Elsewhere in the Arab world most Jewish communities have shrivelled. In Beirut, Damascus and Baghdad (where Jews were once the largest single community) numbers have shrunk to a handful of old folk keeping a nervously low profile. Yemen’s few hundred Jews were some of the last who preserved their synagogues and continued to conduct ceremonies in them.
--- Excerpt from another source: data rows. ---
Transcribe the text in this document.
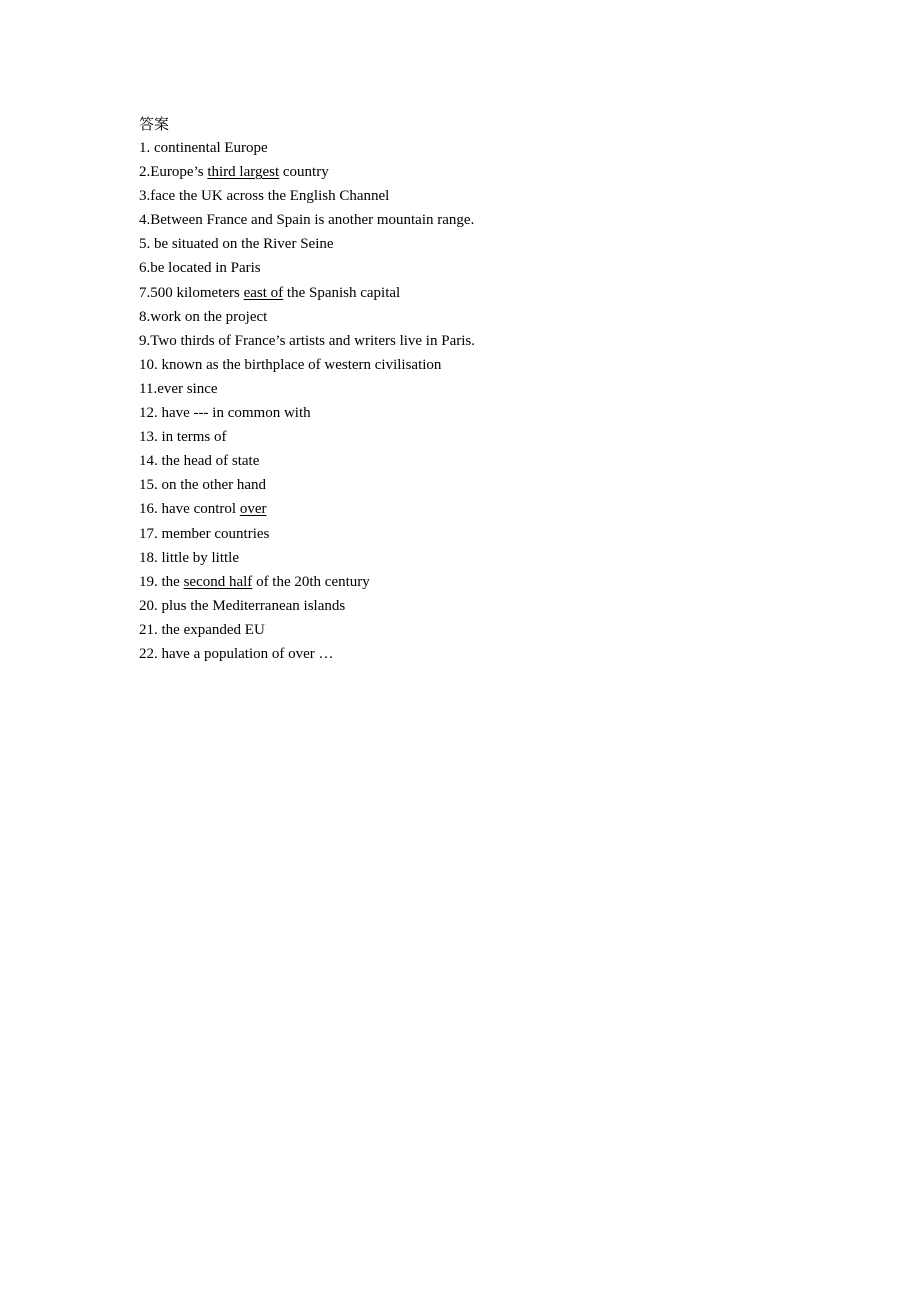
答案
1. continental Europe
2.Europe’s third largest country
3.face the UK across the English Channel
4.Between France and Spain is another mountain range.
5. be situated on the River Seine
6.be located in Paris
7.500 kilometers east of the Spanish capital
8.work on the project
9.Two thirds of France’s artists and writers live in Paris.
10. known as the birthplace of western civilisation
11.ever since
12. have --- in common with
13. in terms of
14. the head of state
15. on the other hand
16. have control over
17. member countries
18. little by little
19. the second half of the 20th century
20. plus the Mediterranean islands
21. the expanded EU
22. have a population of over …
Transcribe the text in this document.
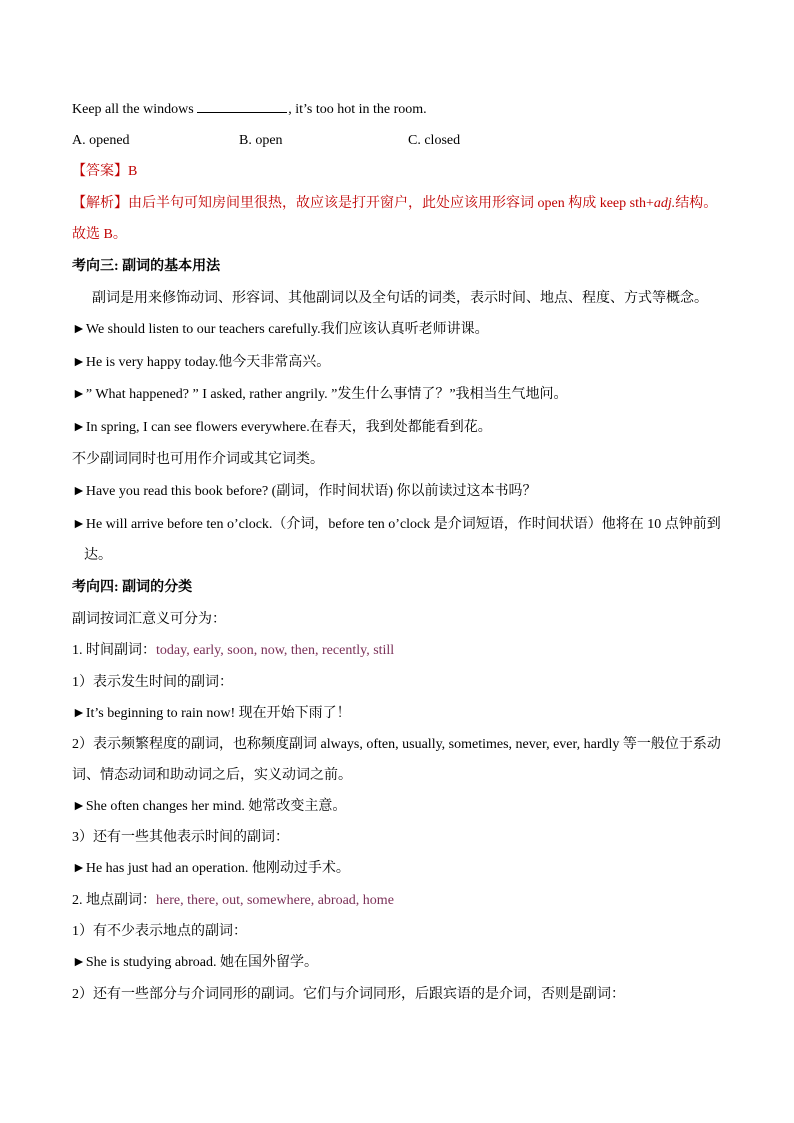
Keep all the windows	, it’s too hot in the room.
A. opened	B. open	C. closed
【答案】B
【解析】由后半句可知房间里很热，故应该是打开窗户，此处应该用形容词 open 构成 keep sth+adj.结构。
故选 B。
考向三: 副词的基本用法
副词是用来修饰动词、形容词、其他副词以及全句话的词类，表示时间、地点、程度、方式等概念。
►We should listen to our teachers carefully.我们应该认真听老师讲课。
►He is very happy today.他今天非常高兴。
►” What happened? ” I asked, rather angrily. ”发生什么事情了？”我相当生气地问。
►In spring, I can see flowers everywhere.在春天，我到处都能看到花。
不少副词同时也可用作介词或其它词类。
►Have you read this book before? (副词，作时间状语) 你以前读过这本书吗？
►He will arrive before ten o’clock.（介词，before ten o’clock 是介词短语，作时间状语）他将在 10 点钟前到
达。
考向四: 副词的分类
副词按词汇意义可分为：
1. 时间副词：today, early, soon, now, then, recently, still
1）表示发生时间的副词：
►It’s beginning to rain now! 现在开始下雨了！
2）表示频繁程度的副词，也称频度副词 always, often, usually, sometimes, never, ever, hardly 等一般位于系动
词、情态动词和助动词之后，实义动词之前。
►She often changes her mind. 她常改变主意。
3）还有一些其他表示时间的副词：
►He has just had an operation. 他刚动过手术。
2. 地点副词：here, there, out, somewhere, abroad, home
1）有不少表示地点的副词：
►She is studying abroad. 她在国外留学。
2）还有一些部分与介词同形的副词。它们与介词同形，后跟宾语的是介词，否则是副词：
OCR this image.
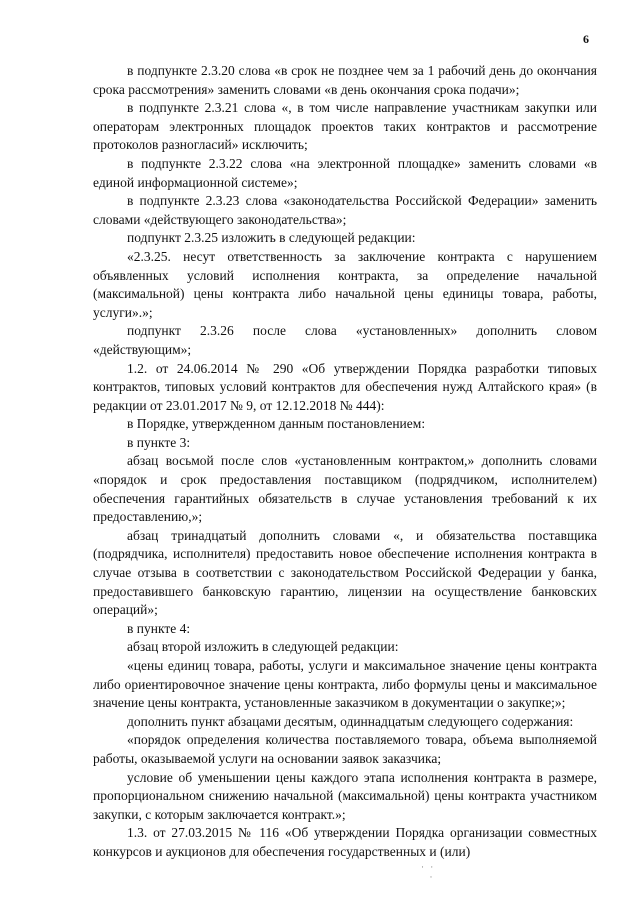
6

в подпункте 2.3.20 слова «в срок не позднее чем за 1 рабочий день до окончания срока рассмотрения» заменить словами «в день окончания срока подачи»;

в подпункте 2.3.21 слова «, в том числе направление участникам закупки или операторам электронных площадок проектов таких контрактов и рассмотрение протоколов разногласий» исключить;

в подпункте 2.3.22 слова «на электронной площадке» заменить словами «в единой информационной системе»;

в подпункте 2.3.23 слова «законодательства Российской Федерации» заменить словами «действующего законодательства»;

подпункт 2.3.25 изложить в следующей редакции:

«2.3.25. несут ответственность за заключение контракта с нарушением объявленных условий исполнения контракта, за определение начальной (максимальной) цены контракта либо начальной цены единицы товара, работы, услуги».»;

подпункт 2.3.26 после слова «установленных» дополнить словом «действующим»;

1.2. от 24.06.2014 № 290 «Об утверждении Порядка разработки типовых контрактов, типовых условий контрактов для обеспечения нужд Алтайского края» (в редакции от 23.01.2017 № 9, от 12.12.2018 № 444):

в Порядке, утвержденном данным постановлением:

в пункте 3:

абзац восьмой после слов «установленным контрактом,» дополнить словами «порядок и срок предоставления поставщиком (подрядчиком, исполнителем) обеспечения гарантийных обязательств в случае установления требований к их предоставлению,»;

абзац тринадцатый дополнить словами «, и обязательства поставщика (подрядчика, исполнителя) предоставить новое обеспечение исполнения контракта в случае отзыва в соответствии с законодательством Российской Федерации у банка, предоставившего банковскую гарантию, лицензии на осуществление банковских операций»;

в пункте 4:

абзац второй изложить в следующей редакции:

«цены единиц товара, работы, услуги и максимальное значение цены контракта либо ориентировочное значение цены контракта, либо формулы цены и максимальное значение цены контракта, установленные заказчиком в документации о закупке;»;

дополнить пункт абзацами десятым, одиннадцатым следующего содержания:

«порядок определения количества поставляемого товара, объема выполняемой работы, оказываемой услуги на основании заявок заказчика;

условие об уменьшении цены каждого этапа исполнения контракта в размере, пропорциональном снижению начальной (максимальной) цены контракта участником закупки, с которым заключается контракт.»;

1.3. от 27.03.2015 № 116 «Об утверждении Порядка организации совместных конкурсов и аукционов для обеспечения государственных и (или)

· ·
·
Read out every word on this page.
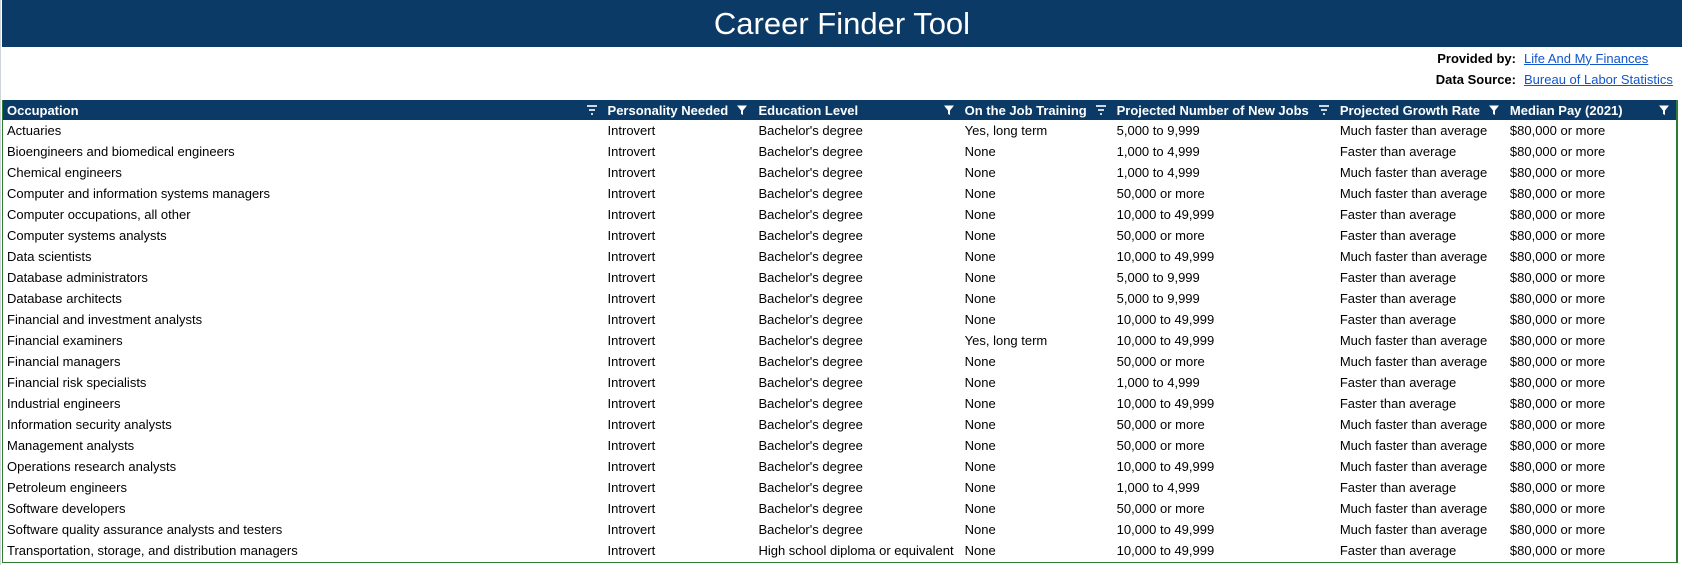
Career Finder Tool
Provided by: Life And My Finances
Data Source: Bureau of Labor Statistics
Occupation	Personality Needed	Education Level	On the Job Training	Projected Number of New Jobs	Projected Growth Rate	Median Pay (2021)

Actuaries	Introvert	Bachelor's degree	Yes, long term	5,000 to 9,999	Much faster than average	$80,000 or more
Bioengineers and biomedical engineers	Introvert	Bachelor's degree	None	1,000 to 4,999	Faster than average	$80,000 or more
Chemical engineers	Introvert	Bachelor's degree	None	1,000 to 4,999	Much faster than average	$80,000 or more
Computer and information systems managers	Introvert	Bachelor's degree	None	50,000 or more	Much faster than average	$80,000 or more
Computer occupations, all other	Introvert	Bachelor's degree	None	10,000 to 49,999	Faster than average	$80,000 or more
Computer systems analysts	Introvert	Bachelor's degree	None	50,000 or more	Faster than average	$80,000 or more
Data scientists	Introvert	Bachelor's degree	None	10,000 to 49,999	Much faster than average	$80,000 or more
Database administrators	Introvert	Bachelor's degree	None	5,000 to 9,999	Faster than average	$80,000 or more
Database architects	Introvert	Bachelor's degree	None	5,000 to 9,999	Faster than average	$80,000 or more
Financial and investment analysts	Introvert	Bachelor's degree	None	10,000 to 49,999	Faster than average	$80,000 or more
Financial examiners	Introvert	Bachelor's degree	Yes, long term	10,000 to 49,999	Much faster than average	$80,000 or more
Financial managers	Introvert	Bachelor's degree	None	50,000 or more	Much faster than average	$80,000 or more
Financial risk specialists	Introvert	Bachelor's degree	None	1,000 to 4,999	Faster than average	$80,000 or more
Industrial engineers	Introvert	Bachelor's degree	None	10,000 to 49,999	Faster than average	$80,000 or more
Information security analysts	Introvert	Bachelor's degree	None	50,000 or more	Much faster than average	$80,000 or more
Management analysts	Introvert	Bachelor's degree	None	50,000 or more	Much faster than average	$80,000 or more
Operations research analysts	Introvert	Bachelor's degree	None	10,000 to 49,999	Much faster than average	$80,000 or more
Petroleum engineers	Introvert	Bachelor's degree	None	1,000 to 4,999	Faster than average	$80,000 or more
Software developers	Introvert	Bachelor's degree	None	50,000 or more	Much faster than average	$80,000 or more
Software quality assurance analysts and testers	Introvert	Bachelor's degree	None	10,000 to 49,999	Much faster than average	$80,000 or more
Transportation, storage, and distribution managers	Introvert	High school diploma or equivalent	None	10,000 to 49,999	Faster than average	$80,000 or more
Zion Ozeri, a Jewish photographer of Yemeni descent who has documented the last of Yemen’s Jews, says that, for those who settle in Israel, there are “negative undertones” attached to being an Arab Jew. “In Israel or the diaspora, hardly any Jew considers himself of Arab culture.”
The descendants of Arabic-speaking Jews who leave for Israel or the United States will speak Hebrew or English, and the identity will eventually disappear, amalgamated into broad, generic identities politically supported by the states that now depend on nationalist sentiment to help field armies and keep the taxes paid.